From 944d6d3b222ed0e64a8868f1b76b2a6dbc104ffa Mon Sep 17 00:00:00 2001
From: Viktor Barzin <viktorbarzin@meta.com>
Date: Sun, 15 Mar 2026 15:38:37 +0000
Subject: [PATCH] update claude knowledge: resource management learnings from
 right-sizing session [ci skip]

---
 .claude/CLAUDE.md | 11 ++++++++---
 1 file changed, 8 insertions(+), 3 deletions(-)
diff --git a/.claude/CLAUDE.md b/.claude/CLAUDE.md
index 6a84a47b..ce1a5f67 100755
--- a/.claude/CLAUDE.md
+++ b/.claude/CLAUDE.md
@@ -29,10 +29,15 @@
 
 ## Resource Management Patterns
 - **CPU**: All CPU limits removed cluster-wide (CFS throttling). Only set CPU requests based on actual usage.
-- **Memory**: Set explicit `requests=limits` based on Prometheus 7-day max. Overcommit ratio ~2x max.
+- **Memory**: Set explicit `requests=limits` based on VPA upperBound. Target: upperBound x 1.2 for stable services, x 1.3 for GPU/volatile workloads.
 - **VPA (Goldilocks)**: Must be `Initial` mode (not `Auto`) — Auto conflicts with Terraform's declarative resource management.
-- **LimitRange**: Tier-based defaults silently apply to pods with `resources: {}`. Always set explicit resources on containers needing more than 256Mi (edge/aux default).

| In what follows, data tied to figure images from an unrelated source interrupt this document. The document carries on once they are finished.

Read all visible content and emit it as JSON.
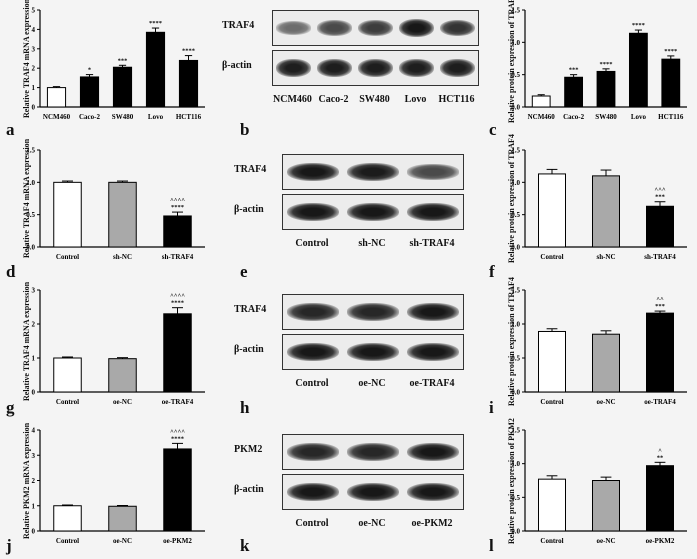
{
  "panel_letters": [
    "a",
    "b",
    "c",
    "d",
    "e",
    "f",
    "g",
    "h",
    "i",
    "j",
    "k",
    "l"
  ],
  "chart_data": [
    {
      "id": "a",
      "type": "bar",
      "ylabel": "Relative TRAF4 mRNA expression",
      "categories": [
        "NCM460",
        "Caco-2",
        "SW480",
        "Lovo",
        "HCT116"
      ],
      "values": [
        1.0,
        1.55,
        2.05,
        3.85,
        2.4
      ],
      "errors": [
        0.05,
        0.12,
        0.1,
        0.22,
        0.25
      ],
      "colors": [
        "#ffffff",
        "#000000",
        "#000000",
        "#000000",
        "#000000"
      ],
      "annotations": [
        "",
        "*",
        "***",
        "****",
        "****"
      ],
      "ylim": [
        0,
        5
      ],
      "yticks": [
        0,
        1,
        2,
        3,
        4,
        5
      ]
    },
    {
      "id": "c",
      "type": "bar",
      "ylabel": "Relative protein expression of TRAF4",
      "categories": [
        "NCM460",
        "Caco-2",
        "SW480",
        "Lovo",
        "HCT116"
      ],
      "values": [
        0.17,
        0.46,
        0.55,
        1.14,
        0.74
      ],
      "errors": [
        0.02,
        0.04,
        0.04,
        0.05,
        0.05
      ],
      "colors": [
        "#ffffff",
        "#000000",
        "#000000",
        "#000000",
        "#000000"
      ],
      "annotations": [
        "",
        "***",
        "****",
        "****",
        "****"
      ],
      "ylim": [
        0,
        1.5
      ],
      "yticks": [
        "0.0",
        "0.5",
        "1.0",
        "1.5"
      ]
    },
    {
      "id": "d",
      "type": "bar",
      "ylabel": "Relative TRAF4 mRNA expression",
      "categories": [
        "Control",
        "sh-NC",
        "sh-TRAF4"
      ],
      "values": [
        1.0,
        1.0,
        0.48
      ],
      "errors": [
        0.02,
        0.02,
        0.06
      ],
      "colors": [
        "#ffffff",
        "#a9a9a9",
        "#000000"
      ],
      "annotations": [
        "",
        "",
        "^^^^\n****"
      ],
      "ylim": [
        0,
        1.5
      ],
      "yticks": [
        "0.0",
        "0.5",
        "1.0",
        "1.5"
      ]
    },
    {
      "id": "f",
      "type": "bar",
      "ylabel": "Relative protein expression of TRAF4",
      "categories": [
        "Control",
        "sh-NC",
        "sh-TRAF4"
      ],
      "values": [
        1.13,
        1.1,
        0.63
      ],
      "errors": [
        0.07,
        0.09,
        0.07
      ],
      "colors": [
        "#ffffff",
        "#a9a9a9",
        "#000000"
      ],
      "annotations": [
        "",
        "",
        "^^^\n***"
      ],
      "ylim": [
        0,
        1.5
      ],
      "yticks": [
        "0.0",
        "0.5",
        "1.0",
        "1.5"
      ]
    },
    {
      "id": "g",
      "type": "bar",
      "ylabel": "Relative TRAF4 mRNA expression",
      "categories": [
        "Control",
        "oe-NC",
        "oe-TRAF4"
      ],
      "values": [
        1.0,
        0.98,
        2.3
      ],
      "errors": [
        0.03,
        0.03,
        0.18
      ],
      "colors": [
        "#ffffff",
        "#a9a9a9",
        "#000000"
      ],
      "annotations": [
        "",
        "",
        "^^^^\n****"
      ],
      "ylim": [
        0,
        3
      ],
      "yticks": [
        "0",
        "1",
        "2",
        "3"
      ]
    },
    {
      "id": "i",
      "type": "bar",
      "ylabel": "Relative protein expression of TRAF4",
      "categories": [
        "Control",
        "oe-NC",
        "oe-TRAF4"
      ],
      "values": [
        0.89,
        0.85,
        1.16
      ],
      "errors": [
        0.04,
        0.05,
        0.03
      ],
      "colors": [
        "#ffffff",
        "#a9a9a9",
        "#000000"
      ],
      "annotations": [
        "",
        "",
        "^^\n***"
      ],
      "ylim": [
        0,
        1.5
      ],
      "yticks": [
        "0.0",
        "0.5",
        "1.0",
        "1.5"
      ]
    },
    {
      "id": "j",
      "type": "bar",
      "ylabel": "Relative PKM2 mRNA expression",
      "categories": [
        "Control",
        "oe-NC",
        "oe-PKM2"
      ],
      "values": [
        1.0,
        0.98,
        3.25
      ],
      "errors": [
        0.03,
        0.03,
        0.22
      ],
      "colors": [
        "#ffffff",
        "#a9a9a9",
        "#000000"
      ],
      "annotations": [
        "",
        "",
        "^^^^\n****"
      ],
      "ylim": [
        0,
        4
      ],
      "yticks": [
        "0",
        "1",
        "2",
        "3",
        "4"
      ]
    },
    {
      "id": "l",
      "type": "bar",
      "ylabel": "Relative protein expression of PKM2",
      "categories": [
        "Control",
        "oe-NC",
        "oe-PKM2"
      ],
      "values": [
        0.77,
        0.75,
        0.97
      ],
      "errors": [
        0.05,
        0.05,
        0.05
      ],
      "colors": [
        "#ffffff",
        "#a9a9a9",
        "#000000"
      ],
      "annotations": [
        "",
        "",
        "^\n**"
      ],
      "ylim": [
        0,
        1.5
      ],
      "yticks": [
        "0.0",
        "0.5",
        "1.0",
        "1.5"
      ]
    }
  ],
  "blots": [
    {
      "id": "b",
      "rows": [
        "TRAF4",
        "β-actin"
      ],
      "lanes": [
        "NCM460",
        "Caco-2",
        "SW480",
        "Lovo",
        "HCT116"
      ],
      "intensity": [
        [
          0.35,
          0.6,
          0.7,
          0.95,
          0.75
        ],
        [
          0.9,
          0.9,
          0.9,
          0.9,
          0.9
        ]
      ]
    },
    {
      "id": "e",
      "rows": [
        "TRAF4",
        "β-actin"
      ],
      "lanes": [
        "Control",
        "sh-NC",
        "sh-TRAF4"
      ],
      "intensity": [
        [
          0.95,
          0.92,
          0.6
        ],
        [
          0.95,
          0.95,
          0.95
        ]
      ]
    },
    {
      "id": "h",
      "rows": [
        "TRAF4",
        "β-actin"
      ],
      "lanes": [
        "Control",
        "oe-NC",
        "oe-TRAF4"
      ],
      "intensity": [
        [
          0.85,
          0.85,
          0.95
        ],
        [
          0.95,
          0.95,
          0.95
        ]
      ]
    },
    {
      "id": "k",
      "rows": [
        "PKM2",
        "β-actin"
      ],
      "lanes": [
        "Control",
        "oe-NC",
        "oe-PKM2"
      ],
      "intensity": [
        [
          0.85,
          0.85,
          0.95
        ],
        [
          0.95,
          0.95,
          0.95
        ]
      ]
    }
  ]
}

+- **LimitRange**: Tier-based defaults silently apply to pods with `resources: {}`. Always set explicit resources on containers needing more than defaults. Tier 3-edge and 4-aux now use Burstable QoS (request < limit) to reduce scheduler pressure.
+- **Democratic-CSI sidecars**: Must set explicit resources (32-80Mi) in Helm values — 17 sidecars default to 256Mi each via LimitRange. `csiProxy` is a TOP-LEVEL chart key, not nested under controller/node.
+- **ResourceQuota blocks rolling updates**: When quota is tight, scale to 0 then back to 1 instead of RollingUpdate. Or use Recreate strategy.
+- **Kyverno ndots drift**: Kyverno injects dns_config on all pods. Add `lifecycle { ignore_changes = [spec[0].template[0].spec[0].dns_config] }` to kubernetes_deployment resources to prevent perpetual TF plan drift.
+- **NVIDIA GPU operator resources**: dcgm-exporter and cuda-validator resources configurable via `dcgmExporter.resources` and `validator.resources` in nvidia values.yaml.
 - **Pin database versions**: Disable Diun (image update monitoring) for MySQL, PostgreSQL, Redis.
+- **Quarterly right-sizing**: Check Goldilocks dashboard. Compare VPA upperBound to current request. Also check for under-provisioned (VPA upper > request x 0.8).
 
 ## Networking & Resilience
 - **Critical path services scaled to 3**: Traefik, Authentik, CrowdSec LAPI, PgBouncer, Cloudflared.
@@ -58,7 +63,7 @@
 - Alert cascade inhibitions: if node is down, suppress pod alerts on that node.
 - Exclude completed CronJob pods from "pod not ready" alerts.
 - Every new service gets Prometheus scrape config + Uptime Kuma monitor.
-- Key alerts: OOMKill, pod replica mismatch, 4xx/5xx error rates, UPS battery, CPU temp, SSD writes, NFS responsiveness.
+- Key alerts: OOMKill, pod replica mismatch, 4xx/5xx error rates, UPS battery, CPU temp, SSD writes, NFS responsiveness, ClusterMemoryRequestsHigh (>85%), ContainerNearOOM (>85% limit), PodUnschedulable.
 
 ## Known Issues
 - **CrowdSec Helm upgrade times out**: `terragrunt apply` on platform stack causes CrowdSec Helm release to get stuck in `pending-upgrade`. Workaround: `helm rollback crowdsec <rev> -n crowdsec`. Root cause: likely ResourceQuota CPU at 302% preventing pods from passing readiness probes. Needs investigation.